In order to be binding, a practice must be: 1) clear, 2) consistently done in the past, 3) mutually accepted by both the employer and the union, 4) not contrary to clear and unambiguous language in the CBA, and 5) a major term or condition of employment. If one or more of these elements are not present, then a past practice is likely not binding on the employer nor the union. In that case, an employer may unilaterally change or refuse to follow such practice. If all of these elements are present and the employer desires to eliminate or change the practice, then the employer may only do so under certain circumstances.
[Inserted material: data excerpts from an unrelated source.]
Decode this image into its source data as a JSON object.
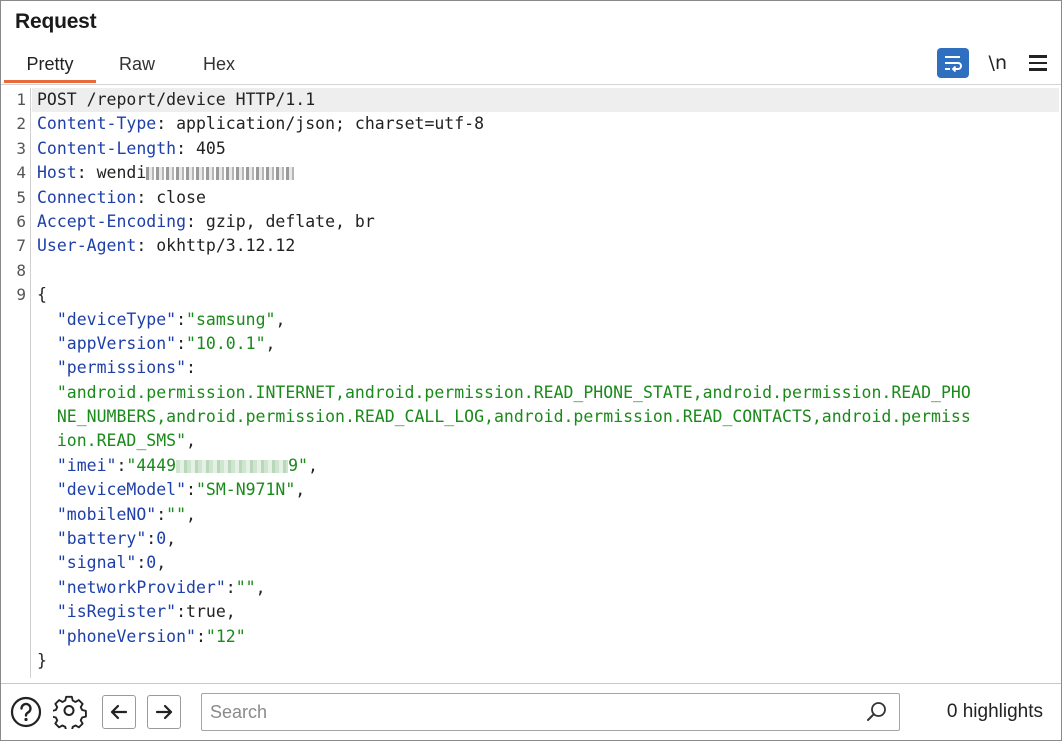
{
  "panel": {
    "title": "Request"
  },
  "tabs": [
    {
      "label": "Pretty",
      "active": true
    },
    {
      "label": "Raw",
      "active": false
    },
    {
      "label": "Hex",
      "active": false
    }
  ],
  "toolbar": {
    "wrap_icon": "word-wrap-icon",
    "newline_label": "\\n",
    "menu_icon": "hamburger-menu-icon",
    "accent": "#2f6fbf",
    "tab_accent": "#e8693a"
  },
  "editor": {
    "line_numbers": [
      "1",
      "2",
      "3",
      "4",
      "5",
      "6",
      "7",
      "8",
      "9"
    ],
    "request_line": "POST /report/device HTTP/1.1",
    "headers": [
      {
        "name": "Content-Type",
        "value": "application/json; charset=utf-8"
      },
      {
        "name": "Content-Length",
        "value": "405"
      },
      {
        "name": "Host",
        "value": "wendi"
      },
      {
        "name": "Connection",
        "value": "close"
      },
      {
        "name": "Accept-Encoding",
        "value": "gzip, deflate, br"
      },
      {
        "name": "User-Agent",
        "value": "okhttp/3.12.12"
      }
    ],
    "body": {
      "open": "{",
      "close": "}",
      "deviceType_key": "\"deviceType\"",
      "deviceType_val": "\"samsung\"",
      "appVersion_key": "\"appVersion\"",
      "appVersion_val": "\"10.0.1\"",
      "permissions_key": "\"permissions\"",
      "permissions_l1": "\"android.permission.INTERNET,android.permission.READ_PHONE_STATE,android.permission.READ_PHO",
      "permissions_l2": "NE_NUMBERS,android.permission.READ_CALL_LOG,android.permission.READ_CONTACTS,android.permiss",
      "permissions_l3": "ion.READ_SMS\"",
      "imei_key": "\"imei\"",
      "imei_val_start": "\"4449",
      "imei_val_end": "9\"",
      "deviceModel_key": "\"deviceModel\"",
      "deviceModel_val": "\"SM-N971N\"",
      "mobileNO_key": "\"mobileNO\"",
      "mobileNO_val": "\"\"",
      "battery_key": "\"battery\"",
      "battery_val": "0",
      "signal_key": "\"signal\"",
      "signal_val": "0",
      "networkProvider_key": "\"networkProvider\"",
      "networkProvider_val": "\"\"",
      "isRegister_key": "\"isRegister\"",
      "isRegister_val": "true",
      "phoneVersion_key": "\"phoneVersion\"",
      "phoneVersion_val": "\"12\""
    }
  },
  "bottombar": {
    "help_icon": "help-circle-icon",
    "settings_icon": "gear-icon",
    "back_icon": "arrow-left-icon",
    "forward_icon": "arrow-right-icon",
    "search_placeholder": "Search",
    "search_value": "",
    "highlights": "0 highlights"
  }
}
Generally, an employer may change or eliminate a past practice without getting agreement from the union by doing one of the following:

  • Providing notice to the union employees before the expiration of a CBA of its intent to change the practice following the expiration of the existing CBA;
  • Changing the practice because the underlying basis for the practice has changed or been eliminated; or
  • Denying a demand by the union to incorporate language on the practice into the CBA during negotiations for a new CBA.
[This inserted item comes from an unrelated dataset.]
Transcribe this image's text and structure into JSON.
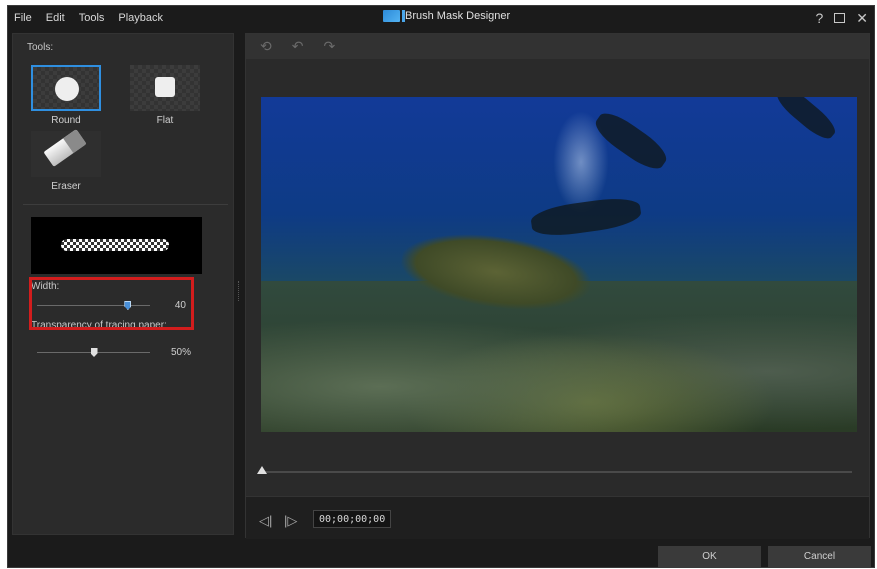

An employer’s authority to change or eliminate a past practice is bolstered if the CBA contains “Zipper” and “Waiver” clauses, which basically provide that the CBA contains all terms and conditions of employment, any matters not addressed in the CBA are in the authority of management to establish, eliminate or modify and the parties waive the right to negotiate over any matter not addressed in the CBA.

A past practice may always be changed or eliminated if the employer and union agree in writing to change or eliminate the practice.

Employers should be aware that determining whether a practice is binding and whether an employer effectively changes or eliminates a binding past practice is based on the circumstances of a specific case and employers should therefore consult legal counsel regarding these issues.